According to one source it was Alice's son, Eberhard Wosikowski, by now serving in the army, who was able to extract her from the concentration camp in 1941. She now worked between 1941 and 1945 as a book keeper with a textiles firm.

When World War II ended and the régime collapsed in May 1945, Alice Wosikowski and Eberhard were still alive. Alice's younger child, Irene was dead. Like many exiled German communists Irene Wosikowski was in France in May/June 1940 when the German army annexed the northern half of the country and imposed a puppet government on the southern half. She was arrested and placed in the Gurs internment camp west of Lourdes, far to the south. But by the July 1940 Irene Wosikowski had, with others, escaped captivity. She now based herself in Marseille becoming, according to some versions, a member of the French resistance. One particularly high risk activity that she favoured involved engaging off-duty German soldiers in conversation in order to try and get them to think about the logic and objectives of genocide. She was arrested in July 1943 as a suspected spy, interrogated and badly tortured by the Marseille Gestapo before being transferred to occupied Paris where she was tortured as her interrogators again attempted, without success, to obtain the names of her contacts. The pattern was repeated when she was taken to Fuhlsbüttel in Germany and again after she was taken to the Barnim Street Women's Prison in Berlin. Alice Wosikowski learned of her daughter's arrest in March 1944 and was able to visit Irene in prison at least once. When visiting she was permitted to talk with her daughter. She was also engaged in conversation by "Gestapo man Teege". More than three years later Alice Wosikowski would find herself called upon to testify at Gestapo man Teege's war crimes trial. In her statement dated 13 January 1948 Alice Wosikowski testified that Teege had offered her the opportunity to work for the Gestapo. He intended her to understand that by accepting his offer she could save her daughter's life. Wosikowski had already related this encounter in a Hamburg newspaper in October 1946. Her reaction to Teege's suggestion was that her daughter would have looked upon her with total contempt if she had paid such a price to save her child's life. ("Meine Tochter würde mich verachten, wenn ich um solchen Preis ihren Kopf retten wollte.") Irene Wosikowski faced the special "People's Court" in Berlin on 13 September 1944 and was condemned to death. She was executed on 27 October 1944.

Directly after the war ended Alice Wosikowski returned to the Hamburger Volkszeitung, now as a deputy publishing head with a senior position in the finance department. In April 1949 she was elected to chair the newspaper section of the German Salaried Employees' Union ("Deutsche Angestellten-Gewerkschaft" / DAG). However, she died in Hamburg April or July 1949. (Note: Sources differ as to whether she died in Hamburg or in Moringen. Moringen is the location of a concentration camp where she had been held more than ten years earlier, but there is no reason disclosed in the sources why she should have returned there to die. A misunderstanding is suspected and Hamburg as her place of death seems far more likely.

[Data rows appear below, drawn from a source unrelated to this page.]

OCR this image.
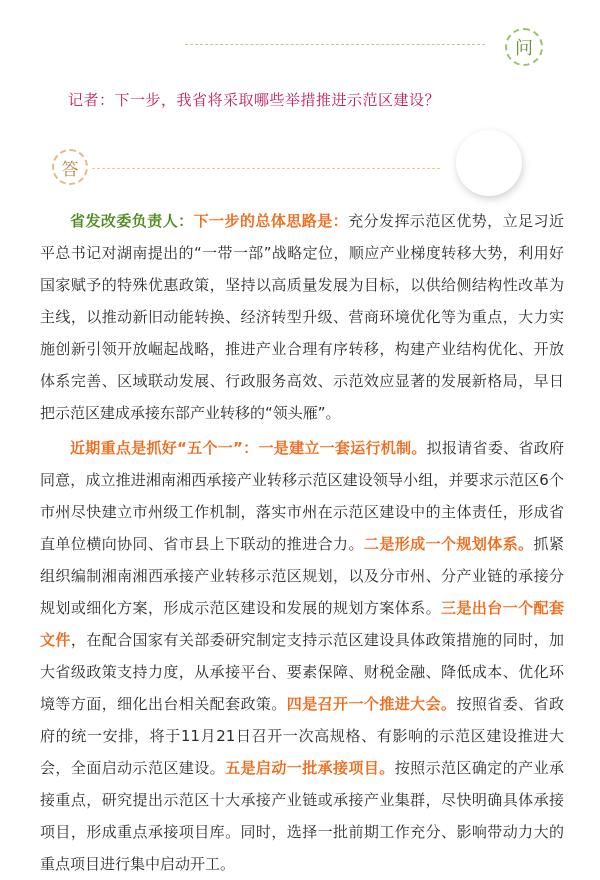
问
记者：下一步，我省将采取哪些举措推进示范区建设？
答

省发改委负责人：下一步的总体思路是：充分发挥示范区优势，立足习近平总书记对湖南提出的“一带一部”战略定位，顺应产业梯度转移大势，利用好国家赋予的特殊优惠政策，坚持以高质量发展为目标，以供给侧结构性改革为主线，以推动新旧动能转换、经济转型升级、营商环境优化等为重点，大力实施创新引领开放崛起战略，推进产业合理有序转移，构建产业结构优化、开放体系完善、区域联动发展、行政服务高效、示范效应显著的发展新格局，早日把示范区建成承接东部产业转移的“领头雁”。

近期重点是抓好“五个一”：一是建立一套运行机制。拟报请省委、省政府同意，成立推进湘南湘西承接产业转移示范区建设领导小组，并要求示范区6个市州尽快建立市州级工作机制，落实市州在示范区建设中的主体责任，形成省直单位横向协同、省市县上下联动的推进合力。二是形成一个规划体系。抓紧组织编制湘南湘西承接产业转移示范区规划，以及分市州、分产业链的承接分规划或细化方案，形成示范区建设和发展的规划方案体系。三是出台一个配套文件，在配合国家有关部委研究制定支持示范区建设具体政策措施的同时，加大省级政策支持力度，从承接平台、要素保障、财税金融、降低成本、优化环境等方面，细化出台相关配套政策。四是召开一个推进大会。按照省委、省政府的统一安排，将于11月21日召开一次高规格、有影响的示范区建设推进大会，全面启动示范区建设。五是启动一批承接项目。按照示范区确定的产业承接重点，研究提出示范区十大承接产业链或承接产业集群，尽快明确具体承接项目，形成重点承接项目库。同时，选择一批前期工作充分、影响带动力大的重点项目进行集中启动开工。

Sources also differ over whether she died on 7. 4. 1949 or 4. 7. 1949. One of the dates presumably reflects the north American approach to writing dates numerically and the other reflects the way numerical dates are conventionally set out in most of Europe – including Germany and England. Substituting words, this indicates that she died either on 7 April 1949 or 4 July 1949. The sources accessed (which do not include either her entry in the official registry or her grave stone) are evenly split between the two.)